Ticket 17821

Summary:	Federation Email Notifications issues
Product:	Slurm	Reporter:	kmckenzie <kmckenzie>
Component:	Federation	Assignee:	Jacob Jenson <jacob>
Status:	OPEN ---	QA Contact:
Severity:	6 - No support contract
Priority:	---	CC:	kmckenzie
Version:	23.02.2
Hardware:	Linux
OS:	Linux
Site:	-Other-	Slinky Site:	---
Alineos Sites:	---	Atos/Eviden Sites:	---
Confidential Site:	---	Coreweave sites:	---
Cray Sites:	---	DS9 clusters:	---
Google sites:	---	HPCnow Sites:	---
HPE Sites:	---	IBM Sites:	---
NOAA SIte:	---	NoveTech Sites:	---
Nvidia HWinf-CS Sites:	---	OCF Sites:	---
Recursion Pharma Sites:	---	SFW Sites:	---
SNIC sites:	---	Tzag Elita Sites:	---
Linux Distro:	---	Machine Name:
CLE Version:		Version Fixed:
Target Release:	---	DevPrio:	---
Emory-Cloud Sites:	---
Attachments:	Slurm emails tested working

Description kmckenzie@4dmedical.com 2023-10-02 20:30:34 MDT

Created attachment 32540 [details]
Slurm emails tested working

Hi Team,

Not entirely sure if this is a bug or a configuration issue but I seem to be unable to find much documentation on email notifications within a Federation. We are using postfix and smail on our primary SlurmCTLD machine (which also hosts DBD) to forward Slurm workload emails to our users.

We have tested this working correctly on one partition but it appears that this feature does not work when any partition other than the local partition is selected.
In our instance we have a Physical HPC Partition which is on the same Network as the SlurmDBD/CTLD machine.
When jobs are submitted to this cluster it works as intended and we get Began and Ended emails per the attached image.

However when we do the same test using any of our Cloud based HPCs we do not get any email notifications and the appropriate entries in the /var/log/mail or /mail.info do not appear.

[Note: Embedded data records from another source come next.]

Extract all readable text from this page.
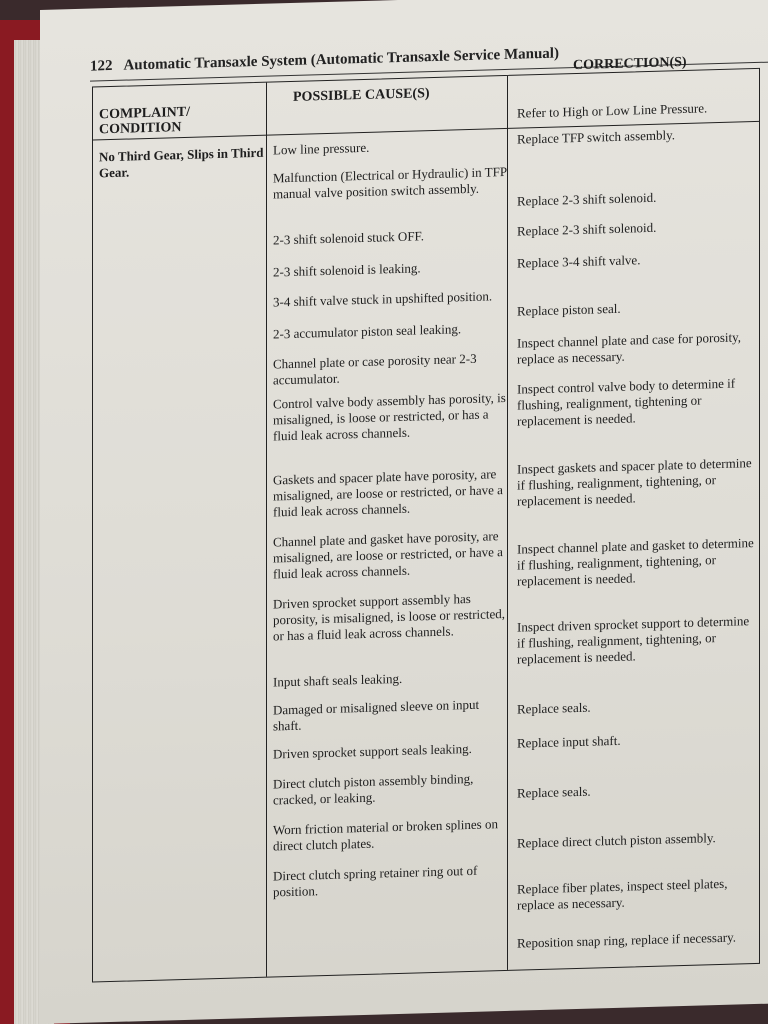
122 Automatic Transaxle System (Automatic Transaxle Service Manual)
COMPLAINT/
CONDITION
POSSIBLE CAUSE(S)
CORRECTION(S)
No Third Gear, Slips in Third Gear.
Low line pressure.
Malfunction (Electrical or Hydraulic) in TFP manual valve position switch assembly.
2-3 shift solenoid stuck OFF.
2-3 shift solenoid is leaking.
3-4 shift valve stuck in upshifted position.
2-3 accumulator piston seal leaking.
Channel plate or case porosity near 2-3 accumulator.
Control valve body assembly has porosity, is misaligned, is loose or restricted, or has a fluid leak across channels.
Gaskets and spacer plate have porosity, are misaligned, are loose or restricted, or have a fluid leak across channels.
Channel plate and gasket have porosity, are misaligned, are loose or restricted, or have a fluid leak across channels.
Driven sprocket support assembly has porosity, is misaligned, is loose or restricted, or has a fluid leak across channels.
Input shaft seals leaking.
Damaged or misaligned sleeve on input shaft.
Driven sprocket support seals leaking.
Direct clutch piston assembly binding, cracked, or leaking.
Worn friction material or broken splines on direct clutch plates.
Direct clutch spring retainer ring out of position.
Refer to High or Low Line Pressure.
Replace TFP switch assembly.
Replace 2-3 shift solenoid.
Replace 2-3 shift solenoid.
Replace 3-4 shift valve.
Replace piston seal.
Inspect channel plate and case for porosity, replace as necessary.
Inspect control valve body to determine if flushing, realignment, tightening or replacement is needed.
Inspect gaskets and spacer plate to determine if flushing, realignment, tightening, or replacement is needed.
Inspect channel plate and gasket to determine if flushing, realignment, tightening, or replacement is needed.
Inspect driven sprocket support to determine if flushing, realignment, tightening, or replacement is needed.
Replace seals.
Replace input shaft.
Replace seals.
Replace direct clutch piston assembly.
Replace fiber plates, inspect steel plates, replace as necessary.
Reposition snap ring, replace if necessary.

From mail.info (with some information de-identified) after running on the Local partition first and Cloud partition second), it appears that no entry is made and also no mail attempted:

C10492DC226: message-id=<20231003021602.C10492DC226@slurmcentral>
2023-10-03T13:16:02.793218+11:00 slurmcentral postfix/qmgr[95304]: C10492DC226: from=<slurm@4dmedical.com>, size=535, nrcpt=1 (queue active)
2023-10-03T13:16:02.798345+11:00 slurmcentral postfix/smtp[76196]: error: unsupported dictionary type: hash
2023-10-03T13:16:06.248053+11:00 slurmcentral postfix/smtp[76196]: C10492DC226: to=<******@4dmedical.com>, relay=*****-com.mail.protection.outlook.com[104.47.71.202]:25, delay=3.5, delays=0/0.01/0.85/2.6, dsn=2.6.0, status=sent (250 2.6.0 <20231003021602.C10492DC226@slurmcentral> [InternalId=******.apcprd06.prod.outlook.com] 9665 bytes in 0.229, 41.139 KB/sec Queued mail for delivery)
2023-10-03T13:16:06.248487+11:00 slurmcentral postfix/qmgr[95304]: C10492DC226: removed
2023-10-03T13:16:06.279463+11:00 slurmcentral postfix/smtp[76156]: 856612DC224: to=<******@4dmedical.com>, relay=******-com.mail.protection.outlook.com[104.47.71.138]:25, delay=4.8, delays=0.05/0.02/2.1/2.6, dsn=2.6.0, status=sent (250 2.6.0 <20231003021601.856612DC224@slurmcentral> [InternalId=446676606213, Hostname=******.apcprd06.prod.outlook.com] 9722 bytes in 0.251, 37.776 KB/sec Queued mail for delivery)
2023-10-03T13:16:06.279657+11:00 slurmcentral postfix/qmgr[95304]: 856612DC224: removed


Any information or help on configuring the Federation email settings/resolving this if its a bug would be most appreciated as most of our workload is done on these cloud partitions.